Dados preliminares coletados no Brasil reforçam a importância de se considerar a população trans em estudos sobre insegurança alimentar. Em um estudo piloto liderado por mim em parceria com outros pesquisadores do LabNutrir/UFRN (Laboratório Horta Comunitária Nutrir da Universidade Federal do Rio Grande do Norte), com apoio da Aliança Nacional LGBTI+, encontramos uma frequência de insegurança alimentar de 68,8% entre 112 pessoas transgênero, recrutadas em todas as regiões brasileiras. Dessas pessoas, 20,2% estavam em situação de insegurança alimentar grave. Estimamos que a prevalência real pode ser ainda maior, dadas as limitações metodológicas inerentes às pesquisas baseadas na web para grupos em vulnerabilidade social. Nosso intuito, entretanto, foi estimar uma frequência inicial que pudesse orientar pesquisas futuras baseadas em desenhos amostrais robustos, capazes de acessar a comunidade trans sistematicamente e verificar a dimensão do problema da fome.

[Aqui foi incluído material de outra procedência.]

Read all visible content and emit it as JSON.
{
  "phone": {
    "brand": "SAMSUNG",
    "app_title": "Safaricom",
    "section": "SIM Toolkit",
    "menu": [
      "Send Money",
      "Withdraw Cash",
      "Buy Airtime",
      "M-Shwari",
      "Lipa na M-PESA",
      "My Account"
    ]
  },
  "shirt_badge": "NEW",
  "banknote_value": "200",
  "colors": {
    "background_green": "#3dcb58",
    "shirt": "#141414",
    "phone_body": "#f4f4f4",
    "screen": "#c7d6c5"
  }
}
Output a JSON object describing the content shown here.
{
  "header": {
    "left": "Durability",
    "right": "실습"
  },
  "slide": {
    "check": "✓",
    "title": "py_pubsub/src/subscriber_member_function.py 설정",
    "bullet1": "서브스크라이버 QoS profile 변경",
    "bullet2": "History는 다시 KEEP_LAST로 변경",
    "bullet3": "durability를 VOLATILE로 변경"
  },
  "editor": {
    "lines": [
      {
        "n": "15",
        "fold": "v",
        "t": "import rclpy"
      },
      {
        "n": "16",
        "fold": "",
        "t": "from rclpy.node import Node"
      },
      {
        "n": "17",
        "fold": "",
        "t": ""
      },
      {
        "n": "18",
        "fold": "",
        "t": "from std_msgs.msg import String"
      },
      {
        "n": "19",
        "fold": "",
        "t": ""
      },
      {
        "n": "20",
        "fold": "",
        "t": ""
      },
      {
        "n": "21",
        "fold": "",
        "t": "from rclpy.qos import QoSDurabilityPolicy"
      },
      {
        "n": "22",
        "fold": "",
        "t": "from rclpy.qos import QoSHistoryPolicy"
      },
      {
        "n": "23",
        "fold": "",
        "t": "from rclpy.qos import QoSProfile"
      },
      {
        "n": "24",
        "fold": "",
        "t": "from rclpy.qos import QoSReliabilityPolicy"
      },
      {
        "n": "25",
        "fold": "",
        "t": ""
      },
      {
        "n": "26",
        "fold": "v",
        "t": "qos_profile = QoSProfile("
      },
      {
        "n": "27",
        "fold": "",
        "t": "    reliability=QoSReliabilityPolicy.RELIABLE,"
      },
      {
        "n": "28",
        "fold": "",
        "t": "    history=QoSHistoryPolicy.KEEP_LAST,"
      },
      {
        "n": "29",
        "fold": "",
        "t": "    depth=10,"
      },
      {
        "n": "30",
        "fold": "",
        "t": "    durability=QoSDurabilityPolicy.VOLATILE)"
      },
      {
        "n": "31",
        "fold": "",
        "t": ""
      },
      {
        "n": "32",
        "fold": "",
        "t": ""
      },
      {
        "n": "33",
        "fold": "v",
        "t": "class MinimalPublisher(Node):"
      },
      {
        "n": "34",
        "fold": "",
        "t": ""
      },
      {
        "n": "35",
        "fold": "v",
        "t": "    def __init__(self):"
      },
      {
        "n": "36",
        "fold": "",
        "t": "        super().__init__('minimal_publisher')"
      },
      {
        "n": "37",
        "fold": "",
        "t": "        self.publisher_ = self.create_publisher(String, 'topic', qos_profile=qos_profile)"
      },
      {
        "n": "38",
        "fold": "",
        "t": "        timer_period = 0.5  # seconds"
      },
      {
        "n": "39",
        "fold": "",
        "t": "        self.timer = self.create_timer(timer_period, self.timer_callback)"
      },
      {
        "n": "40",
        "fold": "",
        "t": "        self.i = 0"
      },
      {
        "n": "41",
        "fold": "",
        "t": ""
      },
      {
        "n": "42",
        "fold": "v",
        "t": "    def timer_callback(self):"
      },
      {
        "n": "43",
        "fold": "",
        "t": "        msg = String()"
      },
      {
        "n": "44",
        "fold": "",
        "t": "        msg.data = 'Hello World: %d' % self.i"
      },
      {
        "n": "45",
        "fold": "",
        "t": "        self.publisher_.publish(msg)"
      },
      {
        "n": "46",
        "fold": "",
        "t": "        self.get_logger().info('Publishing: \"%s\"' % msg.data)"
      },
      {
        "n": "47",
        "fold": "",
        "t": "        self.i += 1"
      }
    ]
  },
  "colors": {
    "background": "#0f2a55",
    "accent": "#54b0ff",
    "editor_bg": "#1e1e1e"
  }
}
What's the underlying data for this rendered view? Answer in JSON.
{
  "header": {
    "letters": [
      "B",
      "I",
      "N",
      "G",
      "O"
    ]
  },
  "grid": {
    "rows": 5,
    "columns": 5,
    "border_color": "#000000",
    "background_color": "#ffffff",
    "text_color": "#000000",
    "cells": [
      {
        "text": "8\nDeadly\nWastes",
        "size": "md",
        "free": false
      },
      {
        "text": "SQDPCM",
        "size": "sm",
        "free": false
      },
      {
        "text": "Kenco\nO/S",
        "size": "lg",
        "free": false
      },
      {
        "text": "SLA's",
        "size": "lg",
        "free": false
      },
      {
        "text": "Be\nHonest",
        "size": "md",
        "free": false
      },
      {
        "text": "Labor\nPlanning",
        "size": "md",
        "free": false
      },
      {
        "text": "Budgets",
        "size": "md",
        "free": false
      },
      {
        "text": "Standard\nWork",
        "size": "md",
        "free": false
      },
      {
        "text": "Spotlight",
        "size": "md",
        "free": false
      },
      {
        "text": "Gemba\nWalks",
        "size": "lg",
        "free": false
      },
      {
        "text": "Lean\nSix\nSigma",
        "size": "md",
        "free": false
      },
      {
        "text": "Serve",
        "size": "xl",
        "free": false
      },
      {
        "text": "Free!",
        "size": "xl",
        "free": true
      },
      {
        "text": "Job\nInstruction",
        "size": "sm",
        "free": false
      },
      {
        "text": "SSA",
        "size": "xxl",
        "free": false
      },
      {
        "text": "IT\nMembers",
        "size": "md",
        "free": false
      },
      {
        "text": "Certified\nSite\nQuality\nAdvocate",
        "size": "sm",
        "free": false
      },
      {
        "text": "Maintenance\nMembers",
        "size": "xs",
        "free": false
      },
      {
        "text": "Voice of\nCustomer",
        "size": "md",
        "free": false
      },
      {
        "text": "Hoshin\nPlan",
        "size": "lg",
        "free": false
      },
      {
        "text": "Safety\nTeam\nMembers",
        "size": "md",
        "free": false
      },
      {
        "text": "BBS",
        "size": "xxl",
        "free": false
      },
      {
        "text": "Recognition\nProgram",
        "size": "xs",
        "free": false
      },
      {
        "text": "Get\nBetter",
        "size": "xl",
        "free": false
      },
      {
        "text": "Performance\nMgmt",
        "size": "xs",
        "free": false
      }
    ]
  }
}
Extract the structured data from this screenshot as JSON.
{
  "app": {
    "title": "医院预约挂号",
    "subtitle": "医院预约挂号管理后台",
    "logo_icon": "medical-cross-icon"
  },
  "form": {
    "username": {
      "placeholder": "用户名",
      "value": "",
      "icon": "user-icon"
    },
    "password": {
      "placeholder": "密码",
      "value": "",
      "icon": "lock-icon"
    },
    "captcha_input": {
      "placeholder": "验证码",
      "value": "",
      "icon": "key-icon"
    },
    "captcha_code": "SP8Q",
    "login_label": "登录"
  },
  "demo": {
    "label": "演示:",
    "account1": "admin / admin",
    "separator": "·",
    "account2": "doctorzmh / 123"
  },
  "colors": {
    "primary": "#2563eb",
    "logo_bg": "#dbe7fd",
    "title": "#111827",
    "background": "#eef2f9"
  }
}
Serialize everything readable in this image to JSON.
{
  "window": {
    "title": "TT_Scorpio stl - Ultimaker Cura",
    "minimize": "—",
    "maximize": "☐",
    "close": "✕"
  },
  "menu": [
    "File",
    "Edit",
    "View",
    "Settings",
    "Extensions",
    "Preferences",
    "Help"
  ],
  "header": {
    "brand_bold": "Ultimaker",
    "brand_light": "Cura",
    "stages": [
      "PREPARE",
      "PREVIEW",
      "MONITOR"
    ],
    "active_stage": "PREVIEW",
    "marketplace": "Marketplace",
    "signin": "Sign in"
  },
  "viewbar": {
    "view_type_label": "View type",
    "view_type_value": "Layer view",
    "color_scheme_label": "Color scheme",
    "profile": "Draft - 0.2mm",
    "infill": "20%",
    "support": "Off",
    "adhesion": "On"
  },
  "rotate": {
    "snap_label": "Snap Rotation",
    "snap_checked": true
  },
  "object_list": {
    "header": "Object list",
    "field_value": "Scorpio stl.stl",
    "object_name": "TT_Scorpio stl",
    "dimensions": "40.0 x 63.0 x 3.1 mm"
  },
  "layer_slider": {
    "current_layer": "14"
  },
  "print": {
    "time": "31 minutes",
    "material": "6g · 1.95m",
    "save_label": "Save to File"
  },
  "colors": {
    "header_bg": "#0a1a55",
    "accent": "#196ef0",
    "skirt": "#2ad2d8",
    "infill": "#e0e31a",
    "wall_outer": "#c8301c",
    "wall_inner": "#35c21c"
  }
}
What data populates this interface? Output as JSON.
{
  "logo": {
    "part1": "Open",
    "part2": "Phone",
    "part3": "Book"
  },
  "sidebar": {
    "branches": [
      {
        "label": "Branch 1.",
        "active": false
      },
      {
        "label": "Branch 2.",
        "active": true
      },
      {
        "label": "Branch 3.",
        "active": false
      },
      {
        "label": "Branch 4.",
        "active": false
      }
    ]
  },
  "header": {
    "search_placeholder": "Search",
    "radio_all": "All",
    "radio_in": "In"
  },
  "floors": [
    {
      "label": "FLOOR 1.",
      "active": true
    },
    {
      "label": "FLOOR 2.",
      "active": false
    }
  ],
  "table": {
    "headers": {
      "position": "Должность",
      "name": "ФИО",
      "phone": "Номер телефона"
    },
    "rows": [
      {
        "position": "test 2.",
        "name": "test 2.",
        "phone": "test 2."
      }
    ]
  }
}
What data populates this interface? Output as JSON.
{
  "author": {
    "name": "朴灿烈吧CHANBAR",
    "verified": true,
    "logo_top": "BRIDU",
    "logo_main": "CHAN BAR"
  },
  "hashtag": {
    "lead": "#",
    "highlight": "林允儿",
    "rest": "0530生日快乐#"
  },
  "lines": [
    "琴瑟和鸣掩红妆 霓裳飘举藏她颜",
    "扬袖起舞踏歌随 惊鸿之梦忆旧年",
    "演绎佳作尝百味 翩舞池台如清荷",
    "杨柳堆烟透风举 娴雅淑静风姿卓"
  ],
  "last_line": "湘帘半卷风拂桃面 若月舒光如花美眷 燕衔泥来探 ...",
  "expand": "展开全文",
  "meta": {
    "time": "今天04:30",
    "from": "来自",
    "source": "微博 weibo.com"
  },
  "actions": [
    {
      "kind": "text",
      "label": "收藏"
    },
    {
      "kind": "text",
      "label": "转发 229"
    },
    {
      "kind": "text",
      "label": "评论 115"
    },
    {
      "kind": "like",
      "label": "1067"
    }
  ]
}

Além da insegurança alimentar, a experiência de gênero afeta desfechos alimentares e nutricionais na população trans de diferentes maneiras. Pessoas trans têm mais chances de desenvolver insatisfação corporal e desordens alimentares em decorrência da exposição constante às experiências de opressão de seus corpos. O consumo de alimentos ultraprocessados têm aumentado em decorrência da escassez de recursos e sensação de insegurança. O acesso à assistência alimentar, quando ofertado por grupos da sociedade civil, também é dificultado, assim como o acesso a serviços de saúde. Tais achados preliminares são uma forma de compreender como o gênero e a alimentação se relacionam para além do sexo dos indivíduos. Atingir o objetivo global de redução da fome exige conhecer quais são os grupos relegados ao quarto de despejo da humanidade, assim referenciado por Carolina Maria de Jesus o lugar dos corpos oprimidos. Para isso, é importante contar com o fomento de pesquisas capazes de visibilizar os grupos especialmente vulneráveis, apontando suas necessidades específicas.

Sávio Marcelino Gomes é graduado em nutrição, mestre e doutorando em saúde coletiva. Pesquisador do LabNutrir (Laboratório Horta Comunitária Nutrir), UFRN. É pesquisador convidado da Cátedra J. Castro/USP (Cátedra Josué de Castro de Sistemas Alimentares Saudáveis e Sustentáveis).